Mr. Lavrov will hold talk with senior government officials on ways of strengthening the relation with Russia
Russian Foreign Affairs Minister, Sergey Lavrov, has on Tuesday arrived in the Ethiopian capital, Addis Ababa, for a working visit.
It is Ethiopia’s Deputy Prime Minister and Foreign Affairs Minister, Demeke Mekonen, who received Russia’s top diplomat ( he has been serving as foreign minister since 2004) upon arrival at Bole International Airport.
A news update from the Ministry of Foreign Affairs of Ethiopia said that Mr. Lavrov will be holding consultations with high-level Ethiopian government officials on ways of strengthening the relations between Ethiopia and Russia.
Before his arrival in Ethiopia on Tuesday, Mr Lavrov visited Egypt, Uganda and the Republic of the Congo. Moscow is hosting Africa Youth Forum between July 26 and 28 – an event that brings together student activists and young leaders from across 29 African countries.

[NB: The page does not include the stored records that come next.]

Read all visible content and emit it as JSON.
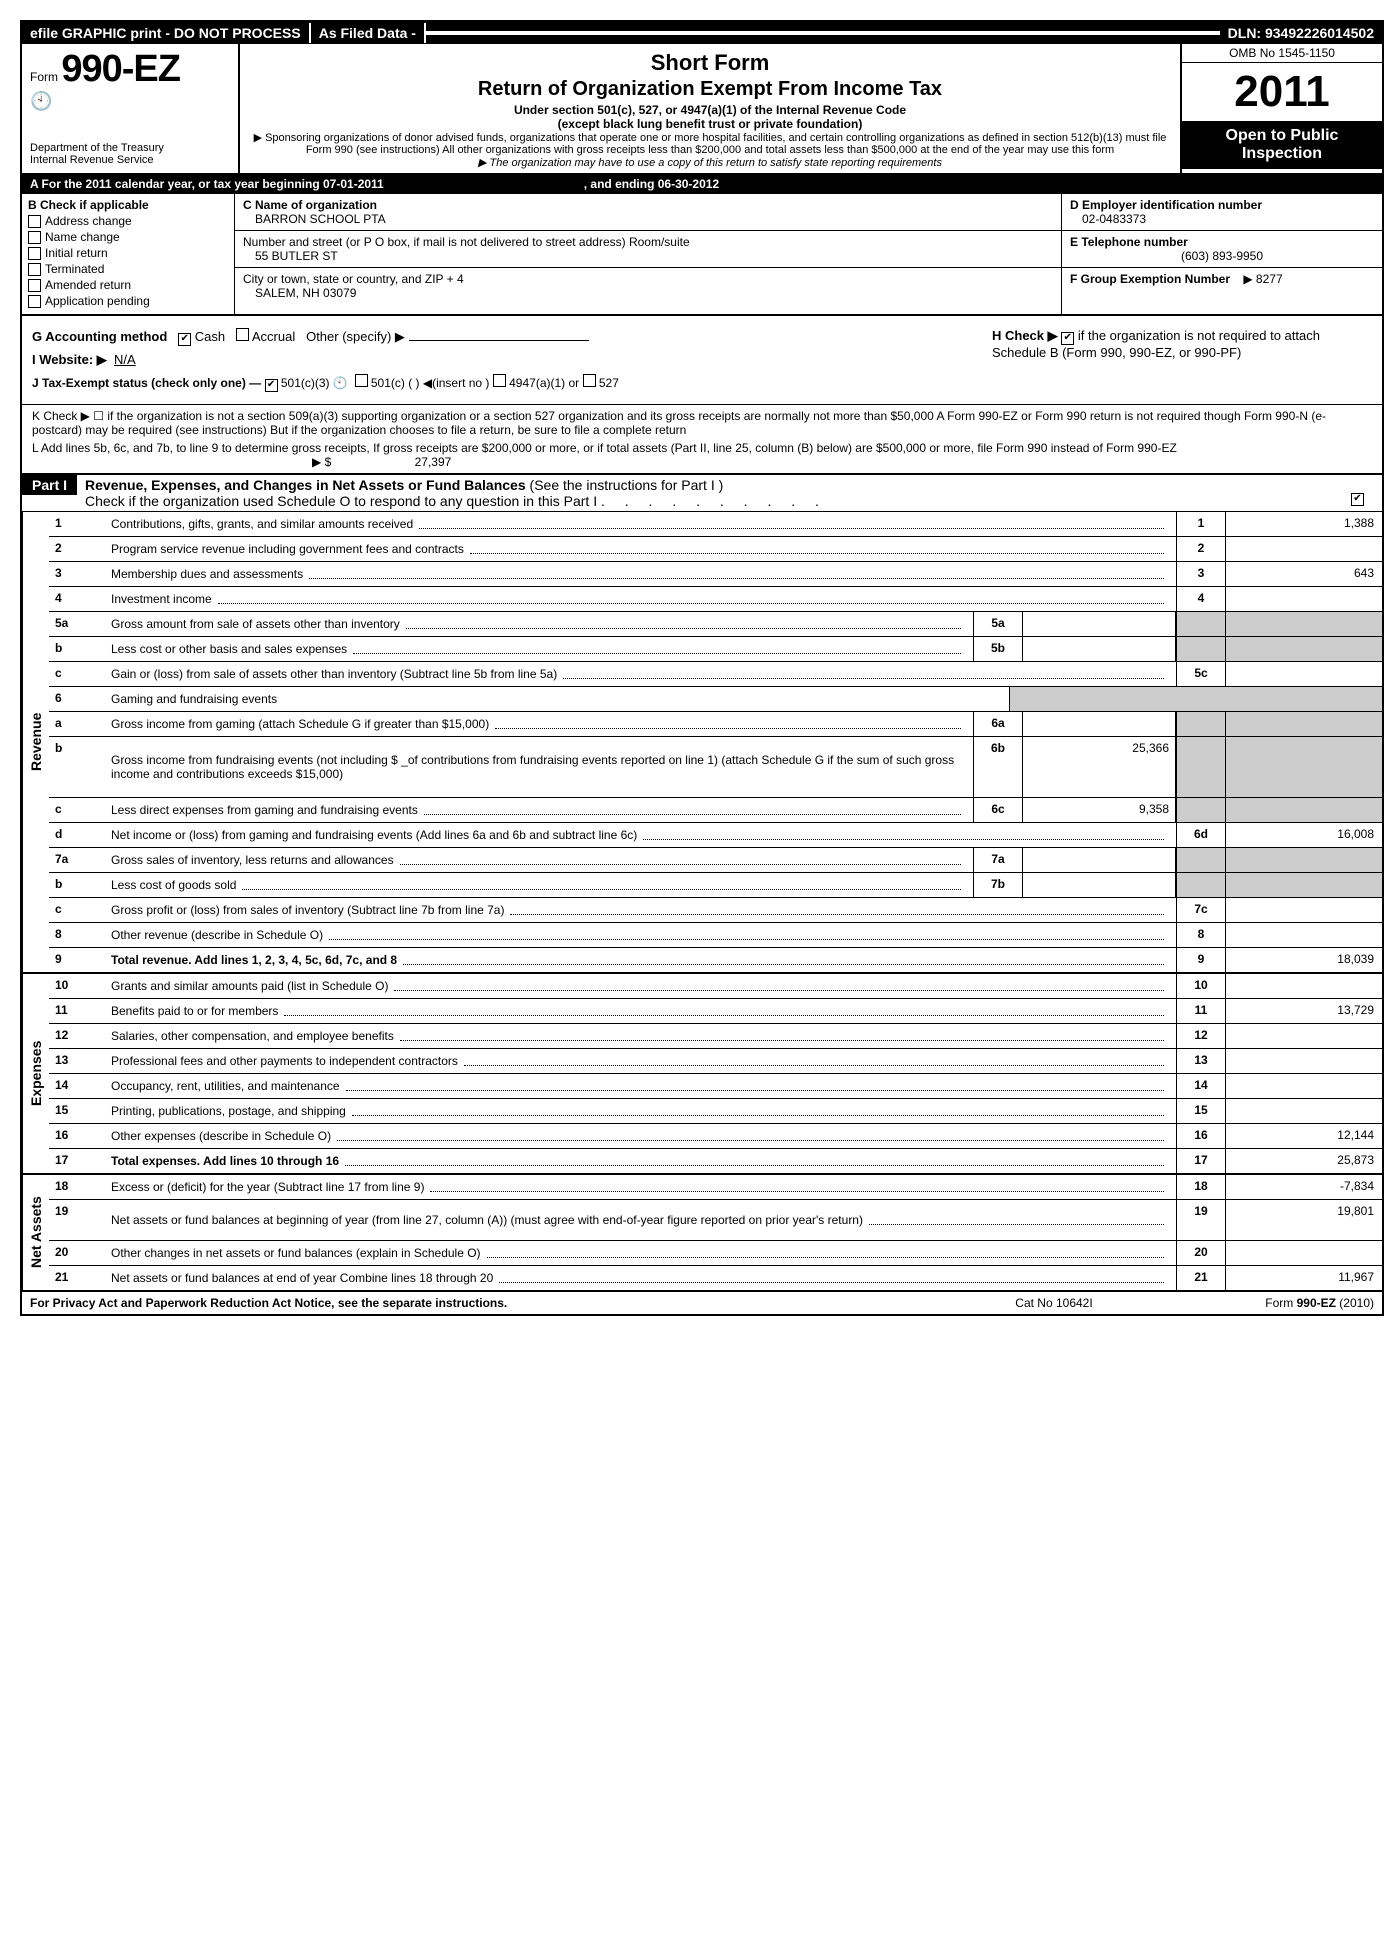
{
  "topbar": {
    "efile": "efile GRAPHIC print - DO NOT PROCESS",
    "asfiled": "As Filed Data -",
    "dln": "DLN: 93492226014502"
  },
  "header": {
    "form_prefix": "Form",
    "form_number": "990-EZ",
    "dept1": "Department of the Treasury",
    "dept2": "Internal Revenue Service",
    "short_form": "Short Form",
    "title": "Return of Organization Exempt From Income Tax",
    "sub1": "Under section 501(c), 527, or 4947(a)(1) of the Internal Revenue Code",
    "sub2": "(except black lung benefit trust or private foundation)",
    "fine1": "▶ Sponsoring organizations of donor advised funds, organizations that operate one or more hospital facilities, and certain controlling organizations as defined in section 512(b)(13) must file Form 990 (see instructions) All other organizations with gross receipts less than $200,000 and total assets less than $500,000 at the end of the year may use this form",
    "fine2": "▶ The organization may have to use a copy of this return to satisfy state reporting requirements",
    "omb": "OMB No 1545-1150",
    "year": "2011",
    "open": "Open to Public Inspection"
  },
  "row_a": {
    "text": "A  For the 2011 calendar year, or tax year beginning 07-01-2011",
    "end": ", and ending 06-30-2012"
  },
  "col_b": {
    "label": "B  Check if applicable",
    "opts": [
      "Address change",
      "Name change",
      "Initial return",
      "Terminated",
      "Amended return",
      "Application pending"
    ]
  },
  "col_c": {
    "name_label": "C Name of organization",
    "name": "BARRON SCHOOL PTA",
    "street_label": "Number and street (or P O box, if mail is not delivered to street address) Room/suite",
    "street": "55 BUTLER ST",
    "city_label": "City or town, state or country, and ZIP + 4",
    "city": "SALEM, NH  03079"
  },
  "col_d": {
    "label": "D Employer identification number",
    "val": "02-0483373"
  },
  "col_e": {
    "label": "E Telephone number",
    "val": "(603) 893-9950"
  },
  "col_f": {
    "label": "F Group Exemption Number",
    "val": "▶ 8277"
  },
  "line_g": {
    "label": "G Accounting method",
    "cash": "Cash",
    "accrual": "Accrual",
    "other": "Other (specify) ▶"
  },
  "line_h": {
    "text1": "H  Check ▶ ",
    "text2": " if the organization is not required to attach Schedule B (Form 990, 990-EZ, or 990-PF)"
  },
  "line_i": {
    "label": "I Website: ▶",
    "val": "N/A"
  },
  "line_j": {
    "label": "J Tax-Exempt status (check only one) —",
    "c3": "501(c)(3)",
    "c": "501(c) (   ) ◀(insert no )",
    "a1": "4947(a)(1) or",
    "s527": "527"
  },
  "line_k": "K Check ▶ ☐  if the organization is not a section 509(a)(3) supporting organization or a section 527 organization and its gross receipts are normally not more than   $50,000  A Form 990-EZ or Form 990 return is not required though Form 990-N (e-postcard) may be required (see instructions)  But if the   organization chooses to file a return, be sure to file a complete return",
  "line_l": {
    "text": "L Add lines 5b, 6c, and 7b, to line 9 to determine gross receipts, If gross receipts are $200,000 or more, or if total assets (Part II, line 25, column (B) below) are $500,000 or more, file Form 990 instead of Form 990-EZ",
    "amt_label": "▶ $",
    "amt": "27,397"
  },
  "part1": {
    "label": "Part I",
    "title": "Revenue, Expenses, and Changes in Net Assets or Fund Balances",
    "hint": "(See the instructions for Part I )",
    "check": "Check if the organization used Schedule O to respond to any question in this Part I"
  },
  "sides": {
    "rev": "Revenue",
    "exp": "Expenses",
    "na": "Net Assets"
  },
  "rows": {
    "1": {
      "n": "1",
      "d": "Contributions, gifts, grants, and similar amounts received",
      "rn": "1",
      "rv": "1,388"
    },
    "2": {
      "n": "2",
      "d": "Program service revenue including government fees and contracts",
      "rn": "2",
      "rv": ""
    },
    "3": {
      "n": "3",
      "d": "Membership dues and assessments",
      "rn": "3",
      "rv": "643"
    },
    "4": {
      "n": "4",
      "d": "Investment income",
      "rn": "4",
      "rv": ""
    },
    "5a": {
      "n": "5a",
      "d": "Gross amount from sale of assets other than inventory",
      "mn": "5a",
      "mv": ""
    },
    "5b": {
      "n": "b",
      "d": "Less  cost or other basis and sales expenses",
      "mn": "5b",
      "mv": ""
    },
    "5c": {
      "n": "c",
      "d": "Gain or (loss) from sale of assets other than inventory (Subtract line 5b from line 5a)",
      "rn": "5c",
      "rv": ""
    },
    "6": {
      "n": "6",
      "d": "Gaming and fundraising events"
    },
    "6a": {
      "n": "a",
      "d": "Gross income from gaming (attach Schedule G if greater than $15,000)",
      "mn": "6a",
      "mv": ""
    },
    "6b": {
      "n": "b",
      "d": "Gross income from fundraising events (not including $ _of contributions from fundraising events reported on line 1) (attach Schedule G if the sum of such gross income and contributions exceeds $15,000)",
      "mn": "6b",
      "mv": "25,366"
    },
    "6c": {
      "n": "c",
      "d": "Less  direct expenses from gaming and fundraising events",
      "mn": "6c",
      "mv": "9,358"
    },
    "6d": {
      "n": "d",
      "d": "Net income or (loss) from gaming and fundraising events (Add lines 6a and 6b and subtract line 6c)",
      "rn": "6d",
      "rv": "16,008"
    },
    "7a": {
      "n": "7a",
      "d": "Gross sales of inventory, less returns and allowances",
      "mn": "7a",
      "mv": ""
    },
    "7b": {
      "n": "b",
      "d": "Less  cost of goods sold",
      "mn": "7b",
      "mv": ""
    },
    "7c": {
      "n": "c",
      "d": "Gross profit or (loss) from sales of inventory (Subtract line 7b from line 7a)",
      "rn": "7c",
      "rv": ""
    },
    "8": {
      "n": "8",
      "d": "Other revenue (describe in Schedule O)",
      "rn": "8",
      "rv": ""
    },
    "9": {
      "n": "9",
      "d": "Total revenue. Add lines 1, 2, 3, 4, 5c, 6d, 7c, and 8",
      "rn": "9",
      "rv": "18,039"
    },
    "10": {
      "n": "10",
      "d": "Grants and similar amounts paid (list in Schedule O)",
      "rn": "10",
      "rv": ""
    },
    "11": {
      "n": "11",
      "d": "Benefits paid to or for members",
      "rn": "11",
      "rv": "13,729"
    },
    "12": {
      "n": "12",
      "d": "Salaries, other compensation, and employee benefits",
      "rn": "12",
      "rv": ""
    },
    "13": {
      "n": "13",
      "d": "Professional fees and other payments to independent contractors",
      "rn": "13",
      "rv": ""
    },
    "14": {
      "n": "14",
      "d": "Occupancy, rent, utilities, and maintenance",
      "rn": "14",
      "rv": ""
    },
    "15": {
      "n": "15",
      "d": "Printing, publications, postage, and shipping",
      "rn": "15",
      "rv": ""
    },
    "16": {
      "n": "16",
      "d": "Other expenses (describe in Schedule O)",
      "rn": "16",
      "rv": "12,144"
    },
    "17": {
      "n": "17",
      "d": "Total expenses. Add lines 10 through 16",
      "rn": "17",
      "rv": "25,873"
    },
    "18": {
      "n": "18",
      "d": "Excess or (deficit) for the year (Subtract line 17 from line 9)",
      "rn": "18",
      "rv": "-7,834"
    },
    "19": {
      "n": "19",
      "d": "Net assets or fund balances at beginning of year (from line 27, column (A)) (must agree with end-of-year figure reported on prior year's return)",
      "rn": "19",
      "rv": "19,801"
    },
    "20": {
      "n": "20",
      "d": "Other changes in net assets or fund balances (explain in Schedule O)",
      "rn": "20",
      "rv": ""
    },
    "21": {
      "n": "21",
      "d": "Net assets or fund balances at end of year  Combine lines 18 through 20",
      "rn": "21",
      "rv": "11,967"
    }
  },
  "footer": {
    "l": "For Privacy Act and Paperwork Reduction Act Notice, see the separate instructions.",
    "m": "Cat No  10642I",
    "r": "Form 990-EZ (2010)"
  }
}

This is the second time Mr. Lavrov visited Ethiopia four years ago. In March 2018, he visited Ethiopia – with whom his country has well over a century of diplomatic ties – amid a worsening security crisis. An agreement was signed between Ethiopia and Russia to further strengthen their relationship.

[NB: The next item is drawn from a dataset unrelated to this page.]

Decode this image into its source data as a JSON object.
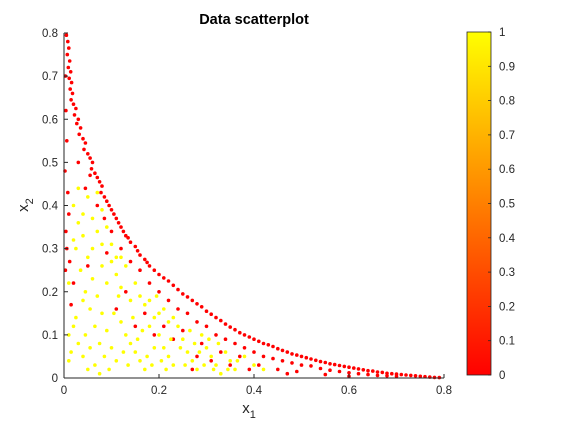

Back then his visit came at a time when his U.S. counterpart was visiting Ethiopia too.
Last year, Ethiopian Foreign Affairs Minister, Demeke Mekonnen, visited Moscow on ways of strengthening bilateral ties amid increasing pressure on Ethiopia from western counties on alleged grounds of “blockade of humanitarian access to the Tigray region,” and due to the pressure in connection with the Grand Ethiopian Renaissance Dam (GERD).
Russia, like China, supported an African Union-led negotiation over the GERD.
At the Security Council, Russia and China argued against sanction regimes against Ethiopia due to the war with the Tigray People’s Liberation Front (TPLF).
Many Ethiopians tend to consider, based on conversations on social media, Russia as a true friend of Ethiopia.
There were even reports that thousands of Ethiopians have expressed interest in fighting on the side of Russia in the war with Ukraine. The Russian Embassy denied that Ethiopians were enlisted to fight alongside Russia.